Da wäre zuerst (weil seit geraumer Zeit hier sehr angefeindet) der Kolumbianer Fernando Botero (geb. 1932), der die Frechheit *loool* besitzt, z.T. unheimlich füllige Menschen darzustellen. (Dass diese Menschen oft keine Gesichtszüge besitzen, und dass dahinter die Idee, Raum mit Mensch zu füllen, statt umgekehrt, steckt, das interessiert nicht soooo sehr, man beschäftigt sich nicht mit dem Künstler, sondern kritisiert unqualifiziert seinen Stil.)
Da wäre der Argentinier Javier Prato, der freche Jesus-Tabubrecher, der auch Atheisten/Agnostiker und Hüter des guten Geschmacks auf den europäischen Plan ruft. Auch dahinter steckt eine Idee, aber eben, es ist ja geschmacklos, sooo was gehört sich nicht.
(An dieser Stelle käme auch noch die Tabubrecherin Catherine Marie-Agnés Fal de Saint Phalle, auch und besser als Niki de Saint Phalle bekannt, die hier auch schon für Aufregung sorgte, ohne dass man sich mit ihrer Kunst näher beschäftigte, aber sie war Französin...bis sie den Schweizer Künstler Jean Tinguely heiratete und scheidet leider in dieser südamerikanischen Sündergruppe aus.)
Also kommt jetzt noch (weil alle guten Dinge...) der Peruanischer Tenor Juan Diego Flórez und bricht ein 74-jähriges Tabu, das euch vielleicht wenigstens ein Schmunzeln entlockt, in dieser so traurigen Runde:
An der Oper werden ja hervorragend gebrachte Arien oft mit Szenenapplaus belohnt. 1933 hat der russische Bass Shaliapin an der Scala eine Arie aus Barbiere di Siviglia so viel Applaus bekommen, dass er sich "gezwungen sah", die Arie nochmals zu singen. Der Stardirigent Arturo Toscanini verbot es in der Folge strengstens und alle hielten sich brav an dieses Verbot. Auch Callas und Domingo und wie sie alle hiessen... bis eben jetzt Floréz kam und die umjubelte Arie "Ah! Mes amis! aus Donizettis "La fille du régiment" halt nochmals sang. Verbot hin, Verbot her, soll doch der "grösste Dirigent" im Grabe rotieren. Und was machen die italienischen Medien (auf ihre Reaktion hat "man" mit angehaltenem Atem *lol* gewartet)? Unisono loben sie den Tenor nicht nur für seine Spitzenleistung, sondern auch für seinen Mut, das Tabu gebrochen zu haben!

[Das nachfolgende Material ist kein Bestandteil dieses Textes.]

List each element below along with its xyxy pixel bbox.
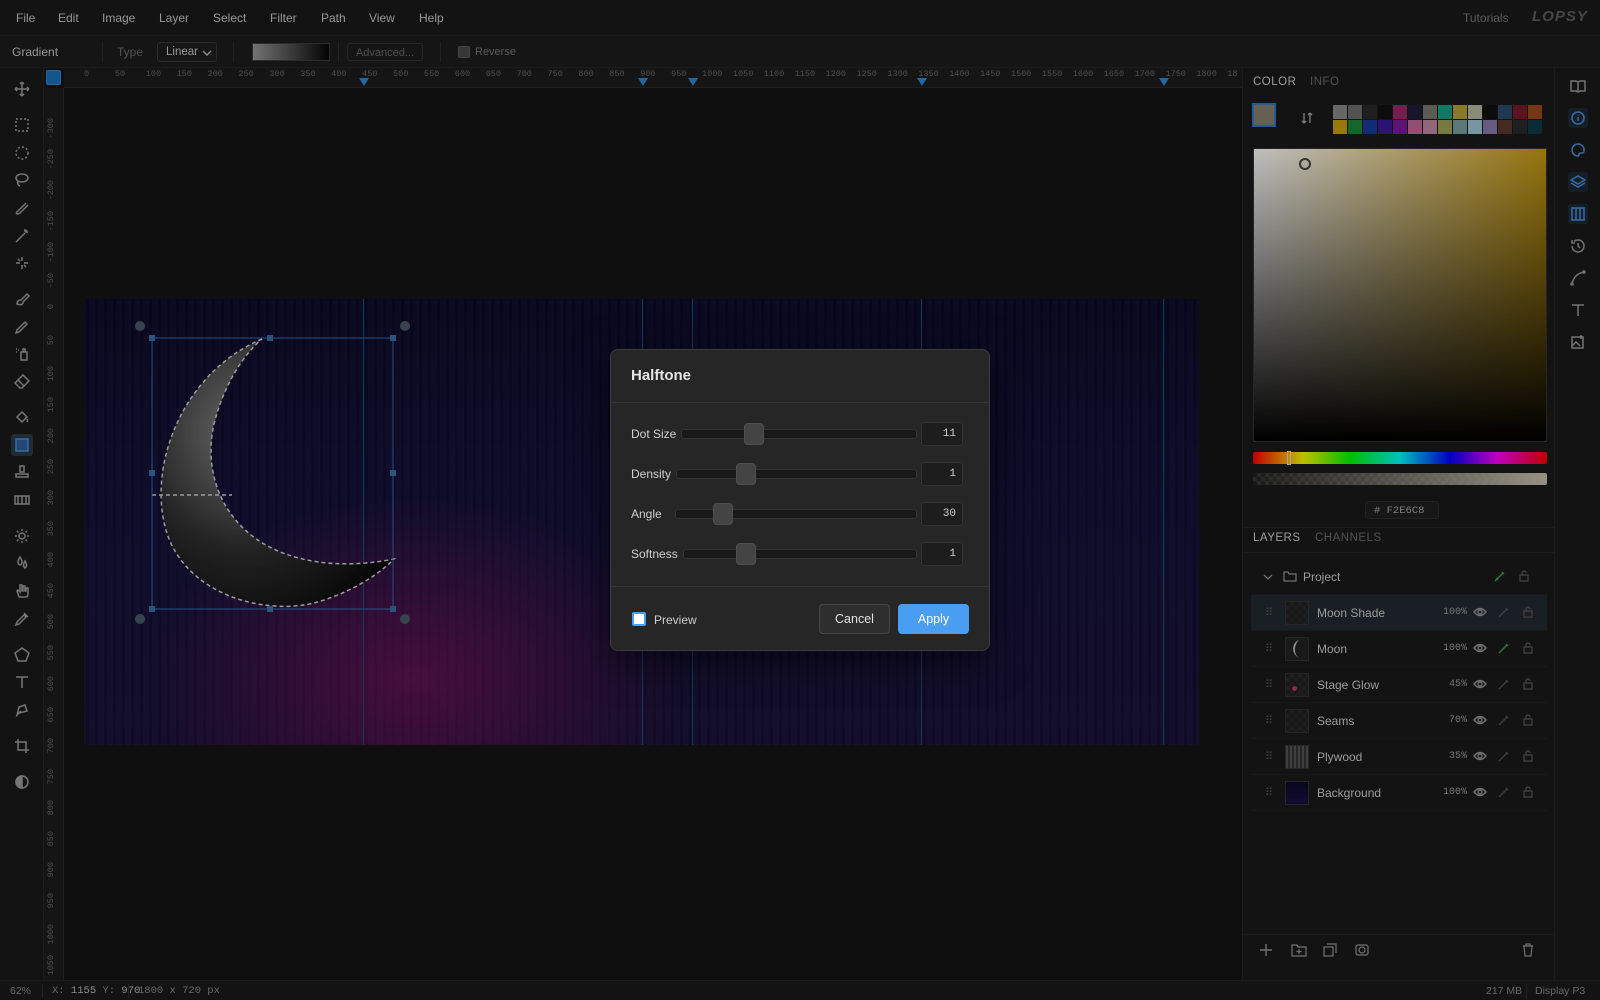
preview-label: Preview <box>654 613 697 627</box>
slider-track[interactable] <box>676 469 917 479</box>
slider-label: Softness <box>631 547 678 561</box>
dot-size-slider-row: Dot Size 11 <box>631 422 971 446</box>
slider-thumb[interactable] <box>713 503 734 525</box>
slider-label: Angle <box>631 507 662 521</box>
softness-slider-row: Softness 1 <box>631 542 971 566</box>
cancel-button[interactable]: Cancel <box>819 604 890 634</box>
slider-thumb[interactable] <box>735 463 756 485</box>
slider-label: Density <box>631 467 672 481</box>
apply-button[interactable]: Apply <box>898 604 969 634</box>
divider <box>611 586 989 587</box>
slider-track[interactable] <box>675 509 917 519</box>
dialog-title: Halftone <box>631 367 691 384</box>
slider-thumb[interactable] <box>736 543 757 565</box>
slider-track[interactable] <box>681 429 917 439</box>
angle-slider-row: Angle 30 <box>631 502 971 526</box>
preview-checkbox[interactable] <box>632 612 646 626</box>
slider-thumb[interactable] <box>744 423 765 445</box>
divider <box>611 402 989 403</box>
density-slider-row: Density 1 <box>631 462 971 486</box>
slider-value-input[interactable]: 11 <box>921 422 963 446</box>
slider-value-input[interactable]: 30 <box>921 502 963 526</box>
slider-value-input[interactable]: 1 <box>921 462 963 486</box>
halftone-dialog: Halftone Dot Size 11 Density 1 Angle 30 … <box>610 349 990 651</box>
slider-value-input[interactable]: 1 <box>921 542 963 566</box>
slider-label: Dot Size <box>631 427 677 441</box>
slider-track[interactable] <box>683 549 917 559</box>
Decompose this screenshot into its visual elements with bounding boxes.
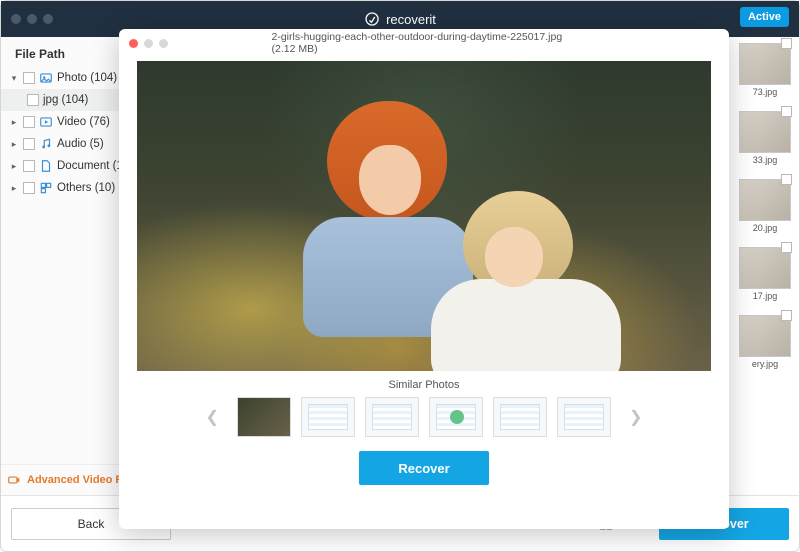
thumbnail-item[interactable]: 20.jpg — [739, 179, 791, 233]
preview-filename: 2-girls-hugging-each-other-outdoor-durin… — [272, 31, 577, 55]
checkbox[interactable] — [23, 160, 35, 172]
tree-label: Audio (5) — [57, 138, 104, 150]
tree-label: Others (10) — [57, 182, 115, 194]
audio-icon — [39, 137, 53, 151]
thumbnail-column: 73.jpg 33.jpg 20.jpg 17.jpg ery.jpg — [739, 43, 791, 369]
checkbox[interactable] — [27, 94, 39, 106]
close-window-icon[interactable] — [11, 14, 21, 24]
caret-down-icon[interactable]: ▾ — [9, 73, 19, 84]
zoom-window-icon[interactable] — [43, 14, 53, 24]
similar-thumb[interactable] — [557, 397, 611, 437]
camera-icon — [7, 473, 21, 487]
thumbnail-label: ery.jpg — [739, 359, 791, 369]
checkbox[interactable] — [781, 174, 792, 185]
similar-thumb[interactable] — [301, 397, 355, 437]
active-badge[interactable]: Active — [740, 7, 789, 27]
close-icon[interactable] — [129, 39, 138, 48]
thumbnail-item[interactable]: 33.jpg — [739, 111, 791, 165]
thumbnail-item[interactable]: ery.jpg — [739, 315, 791, 369]
checkbox[interactable] — [23, 138, 35, 150]
thumbnail-label: 20.jpg — [739, 223, 791, 233]
app-title: recoverit — [386, 12, 436, 27]
app-window: recoverit Active File Path ▾ Photo (104)… — [0, 0, 800, 552]
similar-thumb[interactable] — [237, 397, 291, 437]
similar-thumb[interactable] — [429, 397, 483, 437]
recoverit-logo-icon — [364, 11, 380, 27]
checkbox[interactable] — [781, 38, 792, 49]
similar-thumb[interactable] — [365, 397, 419, 437]
caret-right-icon[interactable]: ▸ — [9, 139, 19, 150]
next-arrow-icon[interactable]: ❯ — [621, 407, 650, 427]
video-icon — [39, 115, 53, 129]
similar-photos-label: Similar Photos — [119, 379, 729, 391]
tree-label: jpg (104) — [43, 94, 88, 106]
tree-label: Photo (104) — [57, 72, 117, 84]
modal-footer: Recover — [119, 451, 729, 485]
caret-right-icon[interactable]: ▸ — [9, 117, 19, 128]
caret-right-icon[interactable]: ▸ — [9, 183, 19, 194]
tree-label: Video (76) — [57, 116, 110, 128]
modal-recover-button[interactable]: Recover — [359, 451, 489, 485]
document-icon — [39, 159, 53, 173]
prev-arrow-icon[interactable]: ❮ — [198, 407, 227, 427]
others-icon — [39, 181, 53, 195]
window-controls — [11, 14, 53, 24]
thumbnail-label: 17.jpg — [739, 291, 791, 301]
thumbnail-label: 33.jpg — [739, 155, 791, 165]
modal-titlebar: 2-girls-hugging-each-other-outdoor-durin… — [119, 29, 729, 57]
checkbox[interactable] — [781, 242, 792, 253]
checkbox[interactable] — [781, 310, 792, 321]
caret-right-icon[interactable]: ▸ — [9, 161, 19, 172]
similar-photos-row: ❮ ❯ — [119, 397, 729, 437]
checkbox[interactable] — [23, 182, 35, 194]
photo-icon — [39, 71, 53, 85]
thumbnail-label: 73.jpg — [739, 87, 791, 97]
preview-image — [137, 61, 711, 371]
app-brand: recoverit — [364, 11, 436, 27]
thumbnail-item[interactable]: 73.jpg — [739, 43, 791, 97]
modal-window-controls — [129, 39, 168, 48]
checkbox[interactable] — [23, 116, 35, 128]
checkbox[interactable] — [781, 106, 792, 117]
preview-modal: 2-girls-hugging-each-other-outdoor-durin… — [119, 29, 729, 529]
minimize-icon[interactable] — [144, 39, 153, 48]
similar-thumb[interactable] — [493, 397, 547, 437]
thumbnail-item[interactable]: 17.jpg — [739, 247, 791, 301]
checkbox[interactable] — [23, 72, 35, 84]
minimize-window-icon[interactable] — [27, 14, 37, 24]
zoom-icon[interactable] — [159, 39, 168, 48]
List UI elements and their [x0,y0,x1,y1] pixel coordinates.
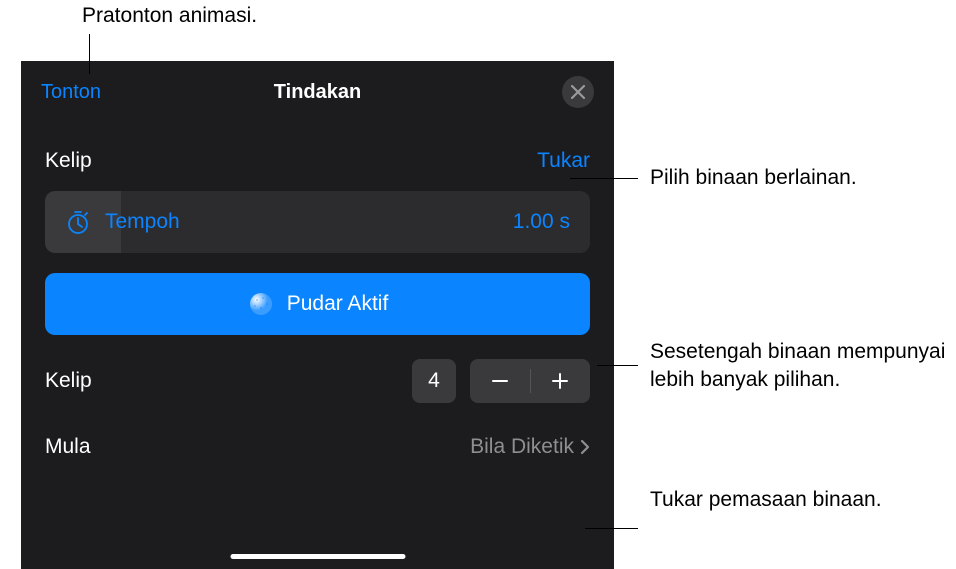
duration-slider[interactable]: Tempoh 1.00 s [45,191,590,253]
close-icon [571,85,585,99]
kelip-stepper [470,359,590,403]
duration-left: Tempoh [65,209,180,235]
change-button[interactable]: Tukar [537,149,590,173]
plus-icon [551,372,569,390]
actions-panel: Tonton Tindakan Kelip Tukar Tempoh [21,61,614,569]
callout-line [597,365,638,366]
timer-icon [65,209,91,235]
fade-icon [247,290,275,318]
start-row: Mula Bila Diketik [21,403,614,459]
duration-content: Tempoh 1.00 s [65,209,570,235]
home-indicator [230,554,405,559]
callout-line [570,178,638,179]
effect-option-label: Pudar Aktif [287,292,389,316]
effect-name-label: Kelip [45,149,92,173]
start-label: Mula [45,435,91,459]
callout-timing: Tukar pemasaan binaan. [650,486,882,514]
callout-preview: Pratonton animasi. [82,2,257,30]
kelip-count-label: Kelip [45,369,92,393]
effect-option-button[interactable]: Pudar Aktif [45,273,590,335]
kelip-count-row: Kelip 4 [21,335,614,403]
callout-options: Sesetengah binaan mempunyai lebih banyak… [650,338,956,395]
stepper-minus-button[interactable] [470,359,530,403]
chevron-right-icon [580,439,590,455]
start-selector[interactable]: Bila Diketik [470,435,590,459]
start-value: Bila Diketik [470,435,574,459]
watch-button[interactable]: Tonton [41,81,101,104]
callout-line [89,34,90,74]
callout-line [585,528,638,529]
panel-title: Tindakan [274,81,361,104]
panel-header: Tonton Tindakan [21,61,614,115]
callout-change: Pilih binaan berlainan. [650,164,857,192]
duration-value: 1.00 s [513,210,570,234]
close-button[interactable] [562,76,594,108]
kelip-controls: 4 [412,359,590,403]
duration-label: Tempoh [105,210,180,234]
kelip-count-value: 4 [412,359,456,403]
section-header-row: Kelip Tukar [21,115,614,191]
stepper-plus-button[interactable] [531,359,591,403]
minus-icon [491,372,509,390]
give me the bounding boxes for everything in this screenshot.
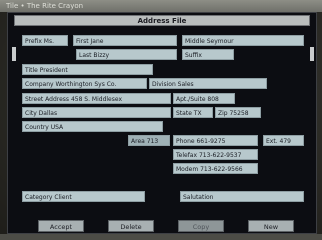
accept-button[interactable]: Accept — [38, 220, 84, 232]
division-field[interactable]: Division Sales — [149, 78, 267, 89]
company-field[interactable]: Company Worthington Sys Co. — [22, 78, 147, 89]
extension-field[interactable]: Ext. 479 — [263, 135, 304, 146]
modem-field[interactable]: Modem 713-622-9566 — [173, 163, 258, 174]
suffix-field[interactable]: Suffix — [182, 49, 234, 60]
street-address-field[interactable]: Street Address 458 S. Middlesex — [22, 93, 171, 104]
city-field[interactable]: City Dallas — [22, 107, 171, 118]
area-code-field[interactable]: Area 713 — [128, 135, 170, 146]
category-field[interactable]: Category Client — [22, 191, 145, 202]
window-title: Address File — [14, 15, 310, 26]
apt-suite-field[interactable]: Apt./Suite 808 — [173, 93, 235, 104]
last-name-field[interactable]: Last Bizzy — [76, 49, 177, 60]
prefix-field[interactable]: Prefix Ms. — [22, 35, 68, 46]
zip-field[interactable]: Zip 75258 — [215, 107, 261, 118]
salutation-field[interactable]: Salutation — [180, 191, 304, 202]
left-scroll-handle[interactable] — [12, 47, 16, 61]
right-scroll-handle[interactable] — [310, 47, 314, 61]
photo-caption: Tile • The Rite Crayon — [0, 0, 322, 12]
new-button[interactable]: New — [248, 220, 294, 232]
application-screen: Address File Prefix Ms. First Jane Middl… — [7, 12, 317, 234]
telefax-field[interactable]: Telefax 713-622-9537 — [173, 149, 258, 160]
first-name-field[interactable]: First Jane — [73, 35, 177, 46]
delete-button[interactable]: Delete — [108, 220, 154, 232]
monitor-bezel — [0, 234, 322, 240]
country-field[interactable]: Country USA — [22, 121, 163, 132]
title-field[interactable]: Title President — [22, 64, 153, 75]
middle-name-field[interactable]: Middle Seymour — [182, 35, 304, 46]
state-field[interactable]: State TX — [173, 107, 213, 118]
copy-button[interactable]: Copy — [178, 220, 224, 232]
monitor-photo: Tile • The Rite Crayon Address File Pref… — [0, 0, 322, 240]
phone-field[interactable]: Phone 661-9275 — [173, 135, 258, 146]
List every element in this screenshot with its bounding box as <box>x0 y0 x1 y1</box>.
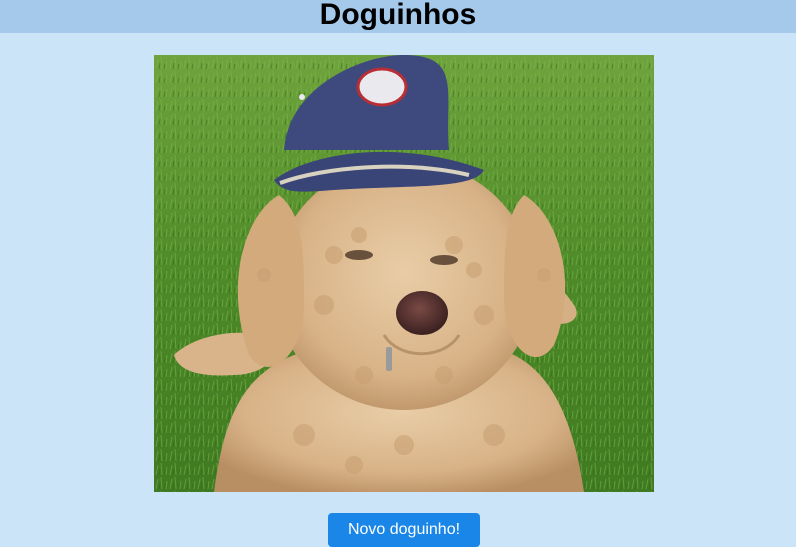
page-title: Doguinhos <box>319 0 477 31</box>
new-dog-button[interactable]: Novo doguinho! <box>328 513 480 547</box>
dog-illustration <box>154 55 654 492</box>
page-header: Doguinhos <box>0 0 796 33</box>
dog-photo <box>154 55 654 492</box>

Tja, so geht's manchmal dem Verbot.
Ich zitiere nicht sooo gern, weil so mancher grosser intellektueller Gedanke nicht so richtig in meinem kleinen Kopf passt, aber wenn ich mich bediene, dann klaue ich die schönsten und erst noch aus einem vollkommen anderen Zusammenhang. Es ging dabei um Algerien und das Zitat stammt von einem namenlosen Journalisten:
Das Schweigen, das uns auferlegt wird, tötet uns ein zweites Mal.
Soooo schön!
PS: Hat jemand bis zu Ende gelesen? Danke schön.